Iran-Krise
Diese Warnungen gelten für Israel
Nach dem „12-Tage-Krieg“ zwischen Israel und Iran im Juni 2025 gibt es differenzierte Hinweise für Gaza und Teile des Westjordanlands, aber kein komplettes Reiseverbot für Israel
© Lorena Sopêna/EUROPA PRESS/dpa
Menschen in Barcelona schwenken Fahnen von Israel und Iran – sie fordern einen „Regimewechsel“.
Von Michael Maier
Im aktuellen geopolitischen Kontext von 2026 besteht ein komplexes Muster von Reisewarnungen und Sicherheitshinweisen für Israel und die Palästinensischen Gebiete.
Der folgende Überblick fasst die Empfehlungen verschiedener westlicher Außenministerien zusammen. Potenziell in Gefahr ist aber auch das benachbarte Ägypten, das als eines von wenigen arabischen Ländern normale Beziehungen mit Israel pflegt.
Reisehinweise für Israel
Deutschland (Auswärtiges Amt):
- Formale Reisewarnung: Gilt für den Gazastreifen und das Westjordanland (außer Ostjerusalem)

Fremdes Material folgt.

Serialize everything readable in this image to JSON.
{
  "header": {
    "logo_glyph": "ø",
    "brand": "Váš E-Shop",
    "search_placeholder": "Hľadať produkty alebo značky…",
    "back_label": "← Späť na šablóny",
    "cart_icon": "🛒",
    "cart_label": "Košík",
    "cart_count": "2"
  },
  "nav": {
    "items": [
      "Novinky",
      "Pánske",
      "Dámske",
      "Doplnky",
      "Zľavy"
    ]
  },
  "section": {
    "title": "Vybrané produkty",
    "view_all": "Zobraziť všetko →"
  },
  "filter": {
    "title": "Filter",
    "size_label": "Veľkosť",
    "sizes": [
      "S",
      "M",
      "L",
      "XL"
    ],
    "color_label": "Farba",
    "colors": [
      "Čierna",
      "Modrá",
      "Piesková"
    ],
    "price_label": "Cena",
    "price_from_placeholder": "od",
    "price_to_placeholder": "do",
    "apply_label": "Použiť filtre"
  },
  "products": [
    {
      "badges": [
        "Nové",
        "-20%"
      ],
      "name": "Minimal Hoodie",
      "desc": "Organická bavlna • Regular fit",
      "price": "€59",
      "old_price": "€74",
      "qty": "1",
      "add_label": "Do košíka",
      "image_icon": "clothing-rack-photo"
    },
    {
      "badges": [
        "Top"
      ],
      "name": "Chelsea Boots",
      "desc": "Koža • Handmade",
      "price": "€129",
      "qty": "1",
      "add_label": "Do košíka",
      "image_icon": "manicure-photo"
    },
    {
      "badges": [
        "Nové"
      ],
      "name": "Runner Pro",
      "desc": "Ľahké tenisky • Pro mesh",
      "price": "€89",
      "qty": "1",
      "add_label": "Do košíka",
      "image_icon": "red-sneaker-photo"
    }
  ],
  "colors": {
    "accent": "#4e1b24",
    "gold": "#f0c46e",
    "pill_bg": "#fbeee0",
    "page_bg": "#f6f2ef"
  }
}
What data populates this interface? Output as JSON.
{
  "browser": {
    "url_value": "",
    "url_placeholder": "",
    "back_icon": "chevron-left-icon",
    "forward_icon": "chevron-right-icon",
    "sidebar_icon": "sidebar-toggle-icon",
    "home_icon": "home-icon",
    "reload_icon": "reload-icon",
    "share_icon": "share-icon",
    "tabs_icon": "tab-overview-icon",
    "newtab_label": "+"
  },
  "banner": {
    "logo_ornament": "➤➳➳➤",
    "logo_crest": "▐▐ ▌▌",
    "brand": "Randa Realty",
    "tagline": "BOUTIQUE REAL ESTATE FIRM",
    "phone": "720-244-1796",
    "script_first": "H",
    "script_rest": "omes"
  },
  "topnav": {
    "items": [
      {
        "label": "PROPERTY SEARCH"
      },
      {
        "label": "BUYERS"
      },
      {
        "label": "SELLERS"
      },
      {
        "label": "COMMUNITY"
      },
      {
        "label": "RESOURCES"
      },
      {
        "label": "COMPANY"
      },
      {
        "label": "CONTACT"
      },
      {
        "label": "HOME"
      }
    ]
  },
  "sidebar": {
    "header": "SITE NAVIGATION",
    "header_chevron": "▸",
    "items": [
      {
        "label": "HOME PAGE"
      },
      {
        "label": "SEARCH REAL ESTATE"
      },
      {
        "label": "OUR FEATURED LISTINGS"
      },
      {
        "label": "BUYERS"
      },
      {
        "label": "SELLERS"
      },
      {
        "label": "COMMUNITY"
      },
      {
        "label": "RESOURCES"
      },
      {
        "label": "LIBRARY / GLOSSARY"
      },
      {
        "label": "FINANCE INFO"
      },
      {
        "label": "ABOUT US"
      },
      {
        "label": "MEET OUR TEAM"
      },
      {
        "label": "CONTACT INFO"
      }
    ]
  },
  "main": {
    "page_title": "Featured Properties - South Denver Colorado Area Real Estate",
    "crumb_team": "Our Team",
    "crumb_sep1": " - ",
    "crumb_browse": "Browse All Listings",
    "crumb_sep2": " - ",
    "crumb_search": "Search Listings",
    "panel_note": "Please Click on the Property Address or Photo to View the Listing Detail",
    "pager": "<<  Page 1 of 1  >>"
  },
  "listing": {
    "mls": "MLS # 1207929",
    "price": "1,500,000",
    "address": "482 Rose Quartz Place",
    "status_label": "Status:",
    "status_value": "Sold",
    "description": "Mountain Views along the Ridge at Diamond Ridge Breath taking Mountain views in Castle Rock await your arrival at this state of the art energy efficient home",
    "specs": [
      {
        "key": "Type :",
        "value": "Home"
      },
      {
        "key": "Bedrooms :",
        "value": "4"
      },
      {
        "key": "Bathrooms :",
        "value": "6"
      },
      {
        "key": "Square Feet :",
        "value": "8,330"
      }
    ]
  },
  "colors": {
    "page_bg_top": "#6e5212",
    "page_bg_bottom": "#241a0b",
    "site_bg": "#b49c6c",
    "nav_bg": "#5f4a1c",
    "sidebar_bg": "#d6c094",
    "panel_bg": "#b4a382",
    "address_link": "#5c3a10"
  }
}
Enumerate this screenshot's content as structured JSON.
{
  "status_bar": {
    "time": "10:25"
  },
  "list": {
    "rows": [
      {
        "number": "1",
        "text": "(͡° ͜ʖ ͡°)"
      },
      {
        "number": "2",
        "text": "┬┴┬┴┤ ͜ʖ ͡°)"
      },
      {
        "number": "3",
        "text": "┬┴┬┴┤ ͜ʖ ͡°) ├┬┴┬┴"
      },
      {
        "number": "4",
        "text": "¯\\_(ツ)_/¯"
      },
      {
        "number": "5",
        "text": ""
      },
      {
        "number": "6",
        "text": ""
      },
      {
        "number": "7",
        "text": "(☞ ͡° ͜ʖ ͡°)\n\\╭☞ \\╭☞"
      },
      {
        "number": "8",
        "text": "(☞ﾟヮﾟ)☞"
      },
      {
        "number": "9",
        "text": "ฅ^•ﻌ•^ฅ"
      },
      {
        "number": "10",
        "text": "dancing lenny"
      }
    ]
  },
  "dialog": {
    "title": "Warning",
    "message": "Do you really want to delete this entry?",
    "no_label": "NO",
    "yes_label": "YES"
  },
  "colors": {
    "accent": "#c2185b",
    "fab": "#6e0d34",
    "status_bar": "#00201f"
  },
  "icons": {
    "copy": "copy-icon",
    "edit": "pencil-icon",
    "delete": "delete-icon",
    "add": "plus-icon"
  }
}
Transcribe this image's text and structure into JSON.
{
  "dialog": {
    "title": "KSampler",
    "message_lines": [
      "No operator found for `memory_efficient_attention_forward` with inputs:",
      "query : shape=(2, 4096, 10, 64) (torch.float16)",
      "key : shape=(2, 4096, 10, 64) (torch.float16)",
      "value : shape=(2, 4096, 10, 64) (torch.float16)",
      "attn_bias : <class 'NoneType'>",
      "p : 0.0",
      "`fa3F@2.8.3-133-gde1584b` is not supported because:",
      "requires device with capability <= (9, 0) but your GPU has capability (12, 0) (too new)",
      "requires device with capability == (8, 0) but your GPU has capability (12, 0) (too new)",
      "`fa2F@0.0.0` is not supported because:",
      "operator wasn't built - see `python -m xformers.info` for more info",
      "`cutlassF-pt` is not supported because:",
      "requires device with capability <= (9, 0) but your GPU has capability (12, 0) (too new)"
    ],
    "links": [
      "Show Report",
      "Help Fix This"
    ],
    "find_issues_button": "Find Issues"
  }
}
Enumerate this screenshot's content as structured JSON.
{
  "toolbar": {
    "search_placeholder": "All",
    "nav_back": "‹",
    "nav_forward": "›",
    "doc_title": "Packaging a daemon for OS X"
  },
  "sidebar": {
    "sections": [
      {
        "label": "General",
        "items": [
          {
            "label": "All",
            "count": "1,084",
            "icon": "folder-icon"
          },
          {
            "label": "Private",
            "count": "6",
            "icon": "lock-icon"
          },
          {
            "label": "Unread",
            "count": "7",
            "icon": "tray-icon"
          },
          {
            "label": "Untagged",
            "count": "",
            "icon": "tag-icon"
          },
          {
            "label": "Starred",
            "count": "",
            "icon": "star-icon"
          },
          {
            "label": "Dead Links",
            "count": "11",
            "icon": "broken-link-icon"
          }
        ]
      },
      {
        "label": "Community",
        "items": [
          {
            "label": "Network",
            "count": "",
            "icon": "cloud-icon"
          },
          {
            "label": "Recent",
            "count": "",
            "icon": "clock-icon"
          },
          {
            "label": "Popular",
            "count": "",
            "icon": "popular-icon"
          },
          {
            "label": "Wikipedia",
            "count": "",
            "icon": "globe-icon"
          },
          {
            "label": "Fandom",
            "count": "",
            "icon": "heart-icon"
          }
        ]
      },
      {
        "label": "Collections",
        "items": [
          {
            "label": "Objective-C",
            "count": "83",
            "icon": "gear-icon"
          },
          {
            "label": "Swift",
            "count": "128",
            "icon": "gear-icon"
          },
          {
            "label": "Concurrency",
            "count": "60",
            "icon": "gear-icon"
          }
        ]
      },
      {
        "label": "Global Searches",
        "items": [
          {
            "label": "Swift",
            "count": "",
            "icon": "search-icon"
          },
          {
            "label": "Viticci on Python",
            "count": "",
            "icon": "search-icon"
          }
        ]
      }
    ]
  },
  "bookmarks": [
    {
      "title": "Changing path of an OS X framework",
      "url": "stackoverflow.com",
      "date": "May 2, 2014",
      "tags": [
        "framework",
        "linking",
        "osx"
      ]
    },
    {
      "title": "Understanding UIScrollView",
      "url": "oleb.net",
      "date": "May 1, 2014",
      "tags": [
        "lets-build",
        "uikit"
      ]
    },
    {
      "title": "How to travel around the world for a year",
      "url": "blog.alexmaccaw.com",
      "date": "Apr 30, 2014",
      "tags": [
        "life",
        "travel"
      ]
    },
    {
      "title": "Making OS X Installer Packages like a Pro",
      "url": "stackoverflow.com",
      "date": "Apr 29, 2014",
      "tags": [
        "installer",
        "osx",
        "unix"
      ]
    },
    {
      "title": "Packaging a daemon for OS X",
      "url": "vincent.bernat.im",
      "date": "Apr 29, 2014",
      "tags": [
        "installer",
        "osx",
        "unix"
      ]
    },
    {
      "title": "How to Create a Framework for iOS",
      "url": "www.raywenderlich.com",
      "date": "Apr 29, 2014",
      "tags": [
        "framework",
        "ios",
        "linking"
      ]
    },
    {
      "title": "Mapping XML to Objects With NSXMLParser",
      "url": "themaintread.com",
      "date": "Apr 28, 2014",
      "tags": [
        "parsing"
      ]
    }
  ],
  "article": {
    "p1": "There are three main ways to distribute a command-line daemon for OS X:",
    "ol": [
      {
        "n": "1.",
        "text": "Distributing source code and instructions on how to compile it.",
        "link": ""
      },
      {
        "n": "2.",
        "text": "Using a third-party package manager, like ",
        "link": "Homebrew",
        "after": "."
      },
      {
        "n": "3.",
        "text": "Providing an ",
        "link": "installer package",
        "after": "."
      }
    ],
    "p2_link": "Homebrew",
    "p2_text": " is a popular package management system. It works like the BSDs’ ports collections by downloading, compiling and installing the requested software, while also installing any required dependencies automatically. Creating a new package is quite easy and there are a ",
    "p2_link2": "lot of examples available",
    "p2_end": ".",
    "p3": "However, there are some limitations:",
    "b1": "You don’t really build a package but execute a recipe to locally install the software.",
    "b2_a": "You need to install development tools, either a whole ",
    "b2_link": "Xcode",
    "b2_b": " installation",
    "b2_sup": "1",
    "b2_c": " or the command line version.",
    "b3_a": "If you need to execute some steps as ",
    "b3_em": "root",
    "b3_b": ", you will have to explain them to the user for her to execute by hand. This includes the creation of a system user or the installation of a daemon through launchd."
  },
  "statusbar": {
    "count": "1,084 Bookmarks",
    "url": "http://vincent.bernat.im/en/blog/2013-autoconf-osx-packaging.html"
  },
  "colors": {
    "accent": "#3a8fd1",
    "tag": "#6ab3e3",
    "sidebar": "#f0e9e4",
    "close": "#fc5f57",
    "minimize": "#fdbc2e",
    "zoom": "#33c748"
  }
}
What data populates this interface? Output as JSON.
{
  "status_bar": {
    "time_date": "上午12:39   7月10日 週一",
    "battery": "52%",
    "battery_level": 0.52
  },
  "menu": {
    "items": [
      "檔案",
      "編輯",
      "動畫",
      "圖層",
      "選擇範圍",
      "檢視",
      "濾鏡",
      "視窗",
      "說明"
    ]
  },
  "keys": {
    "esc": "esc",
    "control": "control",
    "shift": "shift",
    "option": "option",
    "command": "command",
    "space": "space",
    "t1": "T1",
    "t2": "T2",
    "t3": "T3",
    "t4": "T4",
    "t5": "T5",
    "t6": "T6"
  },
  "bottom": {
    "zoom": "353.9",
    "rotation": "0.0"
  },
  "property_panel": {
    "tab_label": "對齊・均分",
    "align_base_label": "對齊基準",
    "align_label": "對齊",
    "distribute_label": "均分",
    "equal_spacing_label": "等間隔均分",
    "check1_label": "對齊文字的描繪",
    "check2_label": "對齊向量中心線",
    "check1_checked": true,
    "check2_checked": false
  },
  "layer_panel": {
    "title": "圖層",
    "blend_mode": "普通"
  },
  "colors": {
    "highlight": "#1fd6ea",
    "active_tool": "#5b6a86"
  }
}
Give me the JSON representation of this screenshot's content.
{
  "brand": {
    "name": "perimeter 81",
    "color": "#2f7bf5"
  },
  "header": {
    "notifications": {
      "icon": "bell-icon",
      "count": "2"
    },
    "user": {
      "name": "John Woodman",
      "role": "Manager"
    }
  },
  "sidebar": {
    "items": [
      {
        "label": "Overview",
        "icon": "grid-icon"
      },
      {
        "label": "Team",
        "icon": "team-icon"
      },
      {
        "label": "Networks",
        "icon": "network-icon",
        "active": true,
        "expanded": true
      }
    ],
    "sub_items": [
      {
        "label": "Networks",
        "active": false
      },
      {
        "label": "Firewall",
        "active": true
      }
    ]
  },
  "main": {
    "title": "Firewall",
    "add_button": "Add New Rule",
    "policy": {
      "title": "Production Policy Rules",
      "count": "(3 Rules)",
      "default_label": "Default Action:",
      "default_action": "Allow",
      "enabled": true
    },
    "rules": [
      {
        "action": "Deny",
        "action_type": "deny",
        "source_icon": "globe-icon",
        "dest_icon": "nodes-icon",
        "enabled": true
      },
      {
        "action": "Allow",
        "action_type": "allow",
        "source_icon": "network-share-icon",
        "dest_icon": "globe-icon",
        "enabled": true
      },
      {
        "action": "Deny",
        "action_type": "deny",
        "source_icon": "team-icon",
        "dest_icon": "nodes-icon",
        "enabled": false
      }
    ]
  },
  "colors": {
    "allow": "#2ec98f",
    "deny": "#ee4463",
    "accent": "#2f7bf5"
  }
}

- Dringendes Abraten: Für das Gebiet um den Gazastreifen („Gaza-Envelope“) und den Norden Israels
- Generelles Abraten: Von nicht notwendigen Reisen in andere Landesteile Israels und nach Ostjerusalem
- Hinweis: Israel befinde sich „weiterhin formell im Kriegszustand“
USA (U.S. Department of State):
- Level 3 - „Reconsider Travel“: Für Israel und das Westjordanland wegen Terrorismus und zivilen Unruhen
- Level 4 - „Do Not Travel“: Für Gaza und einen 11,3 km breiten Sicherheitsgürtel um Gaza
- Das Ministerium weist auf zunehmende Gewalt, israelische Militäroperationen und Terroranschläge hin, bei denen auch US-Bürger ums Leben kamen
Vereinigtes Königreich (FCDO)
- „Against all travel“: Gaza, Gebiete innerhalb von 500 Metern an der Gaza-Grenze, bestimmte Gouvernements im Westjordanland, Teile der Golanhöhen
- „Against all but essential travel“: Große Teile des Westjordanlands, Gebiete innerhalb 500 Metern an der Grenze zum Libanon
- Das FCDO warnt vor weiterhin bestehendem Risiko von Raketen- und Drohnenangriffen im gesamten Israel/Palästina-Gebiet
Schweiz (EDA)
- Generelles Abraten: Von touristischen und anderen nicht dringenden Reisen nach Israel
- Spezifisches Abraten: Von Reisen in bestimmte Landesteile wird „generell abgeraten“
- Das EDA warnt vor erhöhter Gefahr von Gewaltakten wie Anschlägen und Einzelangriffen im ganzen Land
12-Tage-Krieg und Spannungen zwischen Israel und Iran
Ein Schlüsselfaktor für die aktuellen Reisewarnungen ist der kurze, aber intensive militärische Konflikt zwischen Israel und Iran im Juni 2025, bei dem auch die USA Israel mit Luftschlägen unterstützten. Dieser „12-Tage-Krieg“ endete mit einem Waffenstillstand am 24. Juni 2025.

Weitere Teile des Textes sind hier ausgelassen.